Their fitness instructor, Phalestinah Abdo, welcomes them with the words, “Assalamu ‘alaykum” (Peace be with you). Responding with the words, “Wa ‘alaykum salaam,” they began stretching their arms, starting their cardio kickboxing routine with two sharp jabs and a hook.
Although there is nothing in the Quran that forbids Muslim women from exercising, they are not allowed to exercise uncovered or have physical contact with men. However, there are many stories well known to Muslims about women going to battles.
During the Battle of Khaybar in 629, fought between Muhammad and his followers against the Jews living in Khaybar, 20 Muslim women went along with Muhammad and his followers.”If these women from the past were warriors, then they were probably jumping or riding a horse,” said Jittaun Jones, a Muslim fitness instructor.
Western perceptions of Muslim women often revolve around images of passive figures shadowed by both men and the robes that enshroud them. “I find it interesting that other religions – despite their histories of oppressing women – are not seen in the same light as Islam,” said Yuka Nakamura, a York University assistant professor who studied Muslim women’s participation in sports. “Perhaps this is because the image of the Muslim woman has become so emblematic, and the image of the veiled Muslim woman is so vivid.”
Empowering Muslim Women in a Safe Environment
In 2004, the Muslim Community Association (MCA} of the San Francisco Bay Area saw a need to provide a place for Muslim women to have fun and get in shape while observing their religion. MCA Bay Area offers fitness classes, such as cardio kickboxing and a boot camp designed for Muslim women with infants.
Abdo, 33, was inspired to teach cardio kickboxing at MCA when she saw the need for fitness designed for Muslim women.
“I want to focus on empowering women in the Muslim community,” Abdo said. “Many of them do not have the opportunity to exercise in their home countries or in a women’s environment where they feel comfortable.”
To the women in Abdo’s class, this multipurpose room is a safe haven to take part in fitness classes along with other Muslim women. It becomes a place to strengthen themselves physically and mentally.

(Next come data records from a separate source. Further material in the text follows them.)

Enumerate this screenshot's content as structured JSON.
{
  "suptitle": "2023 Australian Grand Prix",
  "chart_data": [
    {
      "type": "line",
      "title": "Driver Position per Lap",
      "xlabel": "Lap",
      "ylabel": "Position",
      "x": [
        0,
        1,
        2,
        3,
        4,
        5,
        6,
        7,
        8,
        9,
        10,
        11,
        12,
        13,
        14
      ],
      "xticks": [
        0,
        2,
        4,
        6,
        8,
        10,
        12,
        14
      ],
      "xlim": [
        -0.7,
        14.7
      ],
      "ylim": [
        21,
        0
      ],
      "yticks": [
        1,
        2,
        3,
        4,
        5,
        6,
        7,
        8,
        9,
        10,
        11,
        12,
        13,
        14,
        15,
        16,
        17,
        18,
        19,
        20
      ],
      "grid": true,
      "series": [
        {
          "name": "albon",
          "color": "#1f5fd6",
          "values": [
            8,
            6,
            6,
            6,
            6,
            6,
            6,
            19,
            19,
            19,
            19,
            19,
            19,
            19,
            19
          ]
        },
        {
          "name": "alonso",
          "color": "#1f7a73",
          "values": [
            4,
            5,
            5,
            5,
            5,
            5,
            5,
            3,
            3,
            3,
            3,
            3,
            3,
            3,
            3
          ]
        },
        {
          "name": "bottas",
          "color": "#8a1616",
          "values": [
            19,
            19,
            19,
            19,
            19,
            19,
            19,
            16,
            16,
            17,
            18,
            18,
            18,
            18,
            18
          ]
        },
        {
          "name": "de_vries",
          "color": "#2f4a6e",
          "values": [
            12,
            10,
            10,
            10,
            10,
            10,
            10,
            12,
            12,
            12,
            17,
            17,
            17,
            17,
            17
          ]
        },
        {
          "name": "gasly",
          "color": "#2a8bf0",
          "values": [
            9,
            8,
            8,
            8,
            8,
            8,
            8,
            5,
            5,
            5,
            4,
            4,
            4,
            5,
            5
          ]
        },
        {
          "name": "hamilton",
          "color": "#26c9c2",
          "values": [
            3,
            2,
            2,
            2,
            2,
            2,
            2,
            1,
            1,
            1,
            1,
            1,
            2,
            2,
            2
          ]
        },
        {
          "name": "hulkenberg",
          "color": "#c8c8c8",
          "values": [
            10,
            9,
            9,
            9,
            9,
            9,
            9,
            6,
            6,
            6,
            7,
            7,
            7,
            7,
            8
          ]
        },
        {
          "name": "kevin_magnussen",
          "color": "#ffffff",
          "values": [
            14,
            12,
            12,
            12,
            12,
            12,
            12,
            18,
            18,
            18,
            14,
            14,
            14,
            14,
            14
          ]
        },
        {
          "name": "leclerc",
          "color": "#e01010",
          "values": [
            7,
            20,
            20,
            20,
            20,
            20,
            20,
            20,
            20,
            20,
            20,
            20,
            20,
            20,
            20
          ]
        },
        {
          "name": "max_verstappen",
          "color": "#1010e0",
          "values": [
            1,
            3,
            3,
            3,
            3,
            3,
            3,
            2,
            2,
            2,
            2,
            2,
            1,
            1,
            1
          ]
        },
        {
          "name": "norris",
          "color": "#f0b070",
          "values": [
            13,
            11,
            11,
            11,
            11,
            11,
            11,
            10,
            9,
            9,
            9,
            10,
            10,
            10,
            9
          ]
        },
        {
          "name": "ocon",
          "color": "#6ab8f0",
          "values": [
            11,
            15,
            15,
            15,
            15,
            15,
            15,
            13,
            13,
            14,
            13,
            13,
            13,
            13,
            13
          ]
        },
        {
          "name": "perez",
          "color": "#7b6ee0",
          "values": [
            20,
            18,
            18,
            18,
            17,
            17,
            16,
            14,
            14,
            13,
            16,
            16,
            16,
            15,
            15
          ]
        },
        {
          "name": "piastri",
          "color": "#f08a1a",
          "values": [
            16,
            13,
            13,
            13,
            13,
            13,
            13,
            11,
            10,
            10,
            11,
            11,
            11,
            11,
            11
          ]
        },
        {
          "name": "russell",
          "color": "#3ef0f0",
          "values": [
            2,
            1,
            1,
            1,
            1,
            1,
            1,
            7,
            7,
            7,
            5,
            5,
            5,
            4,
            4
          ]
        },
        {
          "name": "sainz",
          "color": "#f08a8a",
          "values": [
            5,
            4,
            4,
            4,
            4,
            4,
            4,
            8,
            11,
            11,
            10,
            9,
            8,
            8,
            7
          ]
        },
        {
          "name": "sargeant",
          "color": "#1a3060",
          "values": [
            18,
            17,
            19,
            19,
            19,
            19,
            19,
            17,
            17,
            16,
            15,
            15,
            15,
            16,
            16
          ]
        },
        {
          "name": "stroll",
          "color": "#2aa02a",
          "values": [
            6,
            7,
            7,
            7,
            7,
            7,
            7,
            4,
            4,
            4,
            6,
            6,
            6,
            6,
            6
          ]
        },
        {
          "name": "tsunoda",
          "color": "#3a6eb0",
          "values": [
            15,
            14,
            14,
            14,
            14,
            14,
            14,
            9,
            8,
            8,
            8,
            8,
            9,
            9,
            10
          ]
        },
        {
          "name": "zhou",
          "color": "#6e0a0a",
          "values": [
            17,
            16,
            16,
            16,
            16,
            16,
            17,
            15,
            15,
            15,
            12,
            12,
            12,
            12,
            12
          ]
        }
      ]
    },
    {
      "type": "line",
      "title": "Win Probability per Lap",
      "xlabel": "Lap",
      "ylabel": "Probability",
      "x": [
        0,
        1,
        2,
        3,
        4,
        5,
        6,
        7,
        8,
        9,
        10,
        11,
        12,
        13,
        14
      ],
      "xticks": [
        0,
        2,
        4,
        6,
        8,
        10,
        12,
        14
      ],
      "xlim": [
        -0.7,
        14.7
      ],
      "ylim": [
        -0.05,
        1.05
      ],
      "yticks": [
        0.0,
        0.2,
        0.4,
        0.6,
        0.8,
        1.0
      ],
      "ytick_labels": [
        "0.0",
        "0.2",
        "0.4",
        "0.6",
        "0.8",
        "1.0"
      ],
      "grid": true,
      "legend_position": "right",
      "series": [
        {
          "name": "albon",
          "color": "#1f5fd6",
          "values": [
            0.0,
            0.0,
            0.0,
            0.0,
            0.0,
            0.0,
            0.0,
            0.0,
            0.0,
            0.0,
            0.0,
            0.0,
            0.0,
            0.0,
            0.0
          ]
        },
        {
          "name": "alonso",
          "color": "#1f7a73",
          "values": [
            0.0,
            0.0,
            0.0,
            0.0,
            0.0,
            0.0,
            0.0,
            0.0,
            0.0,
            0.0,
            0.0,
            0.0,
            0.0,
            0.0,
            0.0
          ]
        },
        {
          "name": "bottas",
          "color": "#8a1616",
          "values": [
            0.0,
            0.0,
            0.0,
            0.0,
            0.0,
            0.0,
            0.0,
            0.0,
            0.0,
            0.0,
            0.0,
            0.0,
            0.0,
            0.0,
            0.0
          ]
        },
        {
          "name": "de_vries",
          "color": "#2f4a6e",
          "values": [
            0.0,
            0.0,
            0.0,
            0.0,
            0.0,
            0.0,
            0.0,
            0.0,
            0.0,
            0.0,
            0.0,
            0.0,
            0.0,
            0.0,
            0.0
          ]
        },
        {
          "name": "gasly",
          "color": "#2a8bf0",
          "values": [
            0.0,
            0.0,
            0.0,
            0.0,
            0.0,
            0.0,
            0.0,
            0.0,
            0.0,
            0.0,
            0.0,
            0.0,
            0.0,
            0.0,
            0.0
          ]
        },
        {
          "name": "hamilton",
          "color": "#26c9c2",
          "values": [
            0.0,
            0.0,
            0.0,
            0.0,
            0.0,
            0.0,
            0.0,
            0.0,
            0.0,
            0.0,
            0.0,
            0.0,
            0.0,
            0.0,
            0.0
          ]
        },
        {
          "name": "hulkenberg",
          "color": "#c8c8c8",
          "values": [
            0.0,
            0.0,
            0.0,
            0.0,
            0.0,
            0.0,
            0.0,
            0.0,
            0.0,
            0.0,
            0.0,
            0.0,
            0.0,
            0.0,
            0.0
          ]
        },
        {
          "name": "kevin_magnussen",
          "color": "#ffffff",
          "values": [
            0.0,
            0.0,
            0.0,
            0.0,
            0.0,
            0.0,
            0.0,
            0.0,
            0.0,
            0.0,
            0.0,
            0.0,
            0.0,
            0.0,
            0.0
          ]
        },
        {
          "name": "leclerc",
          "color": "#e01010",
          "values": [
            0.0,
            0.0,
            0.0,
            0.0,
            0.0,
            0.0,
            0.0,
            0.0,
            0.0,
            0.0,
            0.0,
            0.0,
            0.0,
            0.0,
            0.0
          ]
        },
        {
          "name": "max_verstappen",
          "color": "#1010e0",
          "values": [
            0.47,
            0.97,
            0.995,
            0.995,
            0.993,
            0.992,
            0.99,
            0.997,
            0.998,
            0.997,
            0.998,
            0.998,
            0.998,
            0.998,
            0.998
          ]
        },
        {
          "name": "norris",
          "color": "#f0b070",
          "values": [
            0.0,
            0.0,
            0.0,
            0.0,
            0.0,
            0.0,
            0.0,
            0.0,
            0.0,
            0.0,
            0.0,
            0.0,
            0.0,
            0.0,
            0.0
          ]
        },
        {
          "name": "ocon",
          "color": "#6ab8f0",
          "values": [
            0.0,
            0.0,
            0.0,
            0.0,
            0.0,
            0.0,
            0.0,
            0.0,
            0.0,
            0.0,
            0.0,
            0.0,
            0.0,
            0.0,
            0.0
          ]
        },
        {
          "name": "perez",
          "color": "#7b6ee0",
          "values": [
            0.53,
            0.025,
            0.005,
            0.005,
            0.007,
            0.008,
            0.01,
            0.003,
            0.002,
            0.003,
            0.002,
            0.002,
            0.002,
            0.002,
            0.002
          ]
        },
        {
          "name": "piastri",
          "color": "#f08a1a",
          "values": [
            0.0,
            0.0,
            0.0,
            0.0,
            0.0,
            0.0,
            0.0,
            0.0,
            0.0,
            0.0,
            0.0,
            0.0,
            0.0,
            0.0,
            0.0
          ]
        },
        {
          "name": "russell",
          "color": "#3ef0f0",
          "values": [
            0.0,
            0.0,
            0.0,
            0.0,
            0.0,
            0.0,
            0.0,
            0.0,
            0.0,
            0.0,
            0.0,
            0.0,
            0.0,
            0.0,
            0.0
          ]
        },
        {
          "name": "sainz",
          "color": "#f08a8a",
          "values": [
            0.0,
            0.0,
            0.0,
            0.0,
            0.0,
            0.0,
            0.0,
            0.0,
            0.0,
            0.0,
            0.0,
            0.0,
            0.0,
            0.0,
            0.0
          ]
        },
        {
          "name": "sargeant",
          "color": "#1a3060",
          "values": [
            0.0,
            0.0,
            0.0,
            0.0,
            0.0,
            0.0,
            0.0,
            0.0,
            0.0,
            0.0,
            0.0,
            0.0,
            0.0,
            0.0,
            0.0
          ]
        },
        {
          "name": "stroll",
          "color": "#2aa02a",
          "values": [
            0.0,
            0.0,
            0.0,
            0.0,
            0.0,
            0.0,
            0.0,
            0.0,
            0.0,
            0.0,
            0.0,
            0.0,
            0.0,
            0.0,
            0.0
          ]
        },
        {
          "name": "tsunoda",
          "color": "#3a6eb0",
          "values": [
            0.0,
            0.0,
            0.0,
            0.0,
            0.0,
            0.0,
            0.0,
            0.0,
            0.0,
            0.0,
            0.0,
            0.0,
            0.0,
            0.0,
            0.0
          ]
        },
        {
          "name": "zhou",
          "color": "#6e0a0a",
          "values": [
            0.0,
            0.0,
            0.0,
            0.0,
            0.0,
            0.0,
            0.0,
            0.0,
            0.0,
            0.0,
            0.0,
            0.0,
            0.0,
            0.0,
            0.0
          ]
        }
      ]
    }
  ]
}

Abdo is an American Muslim with Palestinian roots from her father. Besides working as an MCA fitness instructor, she is also the director and founder of Tenacious Preschool, an Islamic preschool located in the Bay Area.
“I wanted to incorporate Islam as a moral and spiritual guide and provide the best strategies the American system of education has to offer,” Abdo explained. She believes that the American system offers critical thinking, creativity, public speaking, and an opportunity to thrive, and she wants to give Muslim children in the Bay Area an opportunity that others may not have.
For devout women
Meanwhile, Jittaun Jones, an African-American who converted to Islam 12 years ago, teaches baby boot camp classes at MCA. “There are women who are more mosque-going and more practicing,” said Jones. “I happened to be one of those people, and I kept thinking that it would be nice to start something for those women.”
Jones taught three classes each week from January to mid-February this year. In the classes she works out with 20 mothers with their babies. Two of the classes were designed for women who have never attempted a squat or push-up. Mothers took breaks when their babies need to be fed.